In previous CompactPCI adapter cards, CompactPCI interface logic was implemented in discrete logic or bridge integrated circuits (ICs) on the adapter card, and other logic for interfacing with other networks, such as a fibre channel ASIC, for example, was connected to the bridge. Because the interface logic was separated from other functions, it generally drew less power and could be connected directly to the early power pins along with a small capacitor without exceeding the previously described restrictions defined in the CompactPCI specification. Alternatively, because the interface logic drew less power, a linear regulator receiving an input voltage from the early power pins could have been employed to power the interface logic.
However, because ASIC densities have improved, it is now desirable to incorporate more digital circuitry within the ASIC. Thus, in the example of FIG. 2, the ASIC 204 on a modern fibre channel CompactPCI HBA may preferably include CompactPCI interface logic, a fibre channel controller and other logic. Because such multifunction ASICs are larger, they require more total power. Although the I/O of these larger ASICs do not require significantly more power, the ASIC core logic may require much higher power, possibly drawing current in excess of 4 A.
In the example of FIG. 2, a switching regulator 208 is employed to convert 3.3V power to 1.8V, for example, which is needed to power the ASIC core logic. Switching regulators repeatedly turn on and off to generate a DC voltage, and are preferred because they dissipate less power than linear regulators. Because so much power is required, linear regulators are not practical because they are not as efficient and dissipate more power than switching regulators. Note that the high current drive of the switching regulator 208 is not needed to place the ASIC I/O in a tristate configuration while the card 200 is in reset mode, but it is needed when the ASIC 204 is released from reset mode. Thus, the switching regulator 208 must be capable of supporting the ASIC 204 in its operational mode.
However, one drawback to switching regulators is that they require large input and output capacitances to smooth out perturbations on the input and output signals caused by the switching of the regulators. As illustrated in the example of FIG. 2, if a switching regulator capable of providing 4 A of current for the ASIC core logic is to be used, its input would have to be connected directly to the 3.3V early power with an input capacitor (see reference designator 230) much larger than the 8.8 uF allowed by CompactPCI. Thus, the power supply circuitry in the CompactPCI HBA 200 in the example of FIG. 2 is not a practical solution.

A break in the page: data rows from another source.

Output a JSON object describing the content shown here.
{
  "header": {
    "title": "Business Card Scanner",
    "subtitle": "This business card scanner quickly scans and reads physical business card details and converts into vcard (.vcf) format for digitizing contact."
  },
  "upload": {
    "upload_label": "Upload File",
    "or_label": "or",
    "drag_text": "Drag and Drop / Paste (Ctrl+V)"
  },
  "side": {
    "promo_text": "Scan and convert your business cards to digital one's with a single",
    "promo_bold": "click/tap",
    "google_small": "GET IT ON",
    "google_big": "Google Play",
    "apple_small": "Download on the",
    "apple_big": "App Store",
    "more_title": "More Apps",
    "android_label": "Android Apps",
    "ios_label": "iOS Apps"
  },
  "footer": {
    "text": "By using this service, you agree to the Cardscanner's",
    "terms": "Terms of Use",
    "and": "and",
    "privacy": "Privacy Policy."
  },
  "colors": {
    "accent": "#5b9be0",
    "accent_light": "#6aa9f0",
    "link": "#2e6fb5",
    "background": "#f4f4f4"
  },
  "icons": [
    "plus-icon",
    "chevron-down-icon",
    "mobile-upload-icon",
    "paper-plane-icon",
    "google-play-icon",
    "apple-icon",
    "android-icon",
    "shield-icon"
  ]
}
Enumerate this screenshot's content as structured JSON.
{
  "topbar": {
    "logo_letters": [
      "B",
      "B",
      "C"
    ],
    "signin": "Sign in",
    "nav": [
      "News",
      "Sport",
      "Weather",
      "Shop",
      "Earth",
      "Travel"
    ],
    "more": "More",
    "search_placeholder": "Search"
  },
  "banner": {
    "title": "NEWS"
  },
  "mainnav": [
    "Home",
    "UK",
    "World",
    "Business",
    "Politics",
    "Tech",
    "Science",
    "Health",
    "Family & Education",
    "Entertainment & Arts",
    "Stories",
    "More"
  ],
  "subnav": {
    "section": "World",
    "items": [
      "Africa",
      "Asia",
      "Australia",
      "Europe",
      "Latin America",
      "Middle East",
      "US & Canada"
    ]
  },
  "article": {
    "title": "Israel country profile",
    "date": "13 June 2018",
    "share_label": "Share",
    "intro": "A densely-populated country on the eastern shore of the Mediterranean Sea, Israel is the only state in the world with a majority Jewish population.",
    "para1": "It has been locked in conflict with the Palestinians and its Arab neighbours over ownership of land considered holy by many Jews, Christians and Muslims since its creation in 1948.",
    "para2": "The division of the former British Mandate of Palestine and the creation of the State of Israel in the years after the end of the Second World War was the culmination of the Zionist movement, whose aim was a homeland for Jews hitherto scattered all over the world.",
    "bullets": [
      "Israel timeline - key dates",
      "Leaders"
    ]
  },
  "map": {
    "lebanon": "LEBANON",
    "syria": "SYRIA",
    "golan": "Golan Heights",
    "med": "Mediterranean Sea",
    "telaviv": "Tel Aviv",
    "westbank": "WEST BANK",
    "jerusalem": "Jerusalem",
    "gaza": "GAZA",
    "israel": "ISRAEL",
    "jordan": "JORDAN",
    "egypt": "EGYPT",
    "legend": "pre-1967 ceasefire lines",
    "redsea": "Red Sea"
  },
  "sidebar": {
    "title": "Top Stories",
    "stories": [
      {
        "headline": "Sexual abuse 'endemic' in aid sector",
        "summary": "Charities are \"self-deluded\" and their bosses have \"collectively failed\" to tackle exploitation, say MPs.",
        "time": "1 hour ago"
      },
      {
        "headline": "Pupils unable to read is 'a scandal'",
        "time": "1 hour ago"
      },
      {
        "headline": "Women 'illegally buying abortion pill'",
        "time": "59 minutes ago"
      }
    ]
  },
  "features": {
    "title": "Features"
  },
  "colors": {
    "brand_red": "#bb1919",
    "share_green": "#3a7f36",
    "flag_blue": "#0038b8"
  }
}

As can be seen from the above discussion, the desire to utilize ASICs with increased functionality creates a need for more power, which in turn requires the use of a switching regulator. However, the switching regulator requires high input and output capacitance, which violates the CompactPCI specification. Thus, a need exists for a CompactPCI power supply design that is able to utilize early power to power ASIC I/O during initialization and is also able to provide high current for the ASIC core logic during normal operation, while conforming to the CompactPCI specification.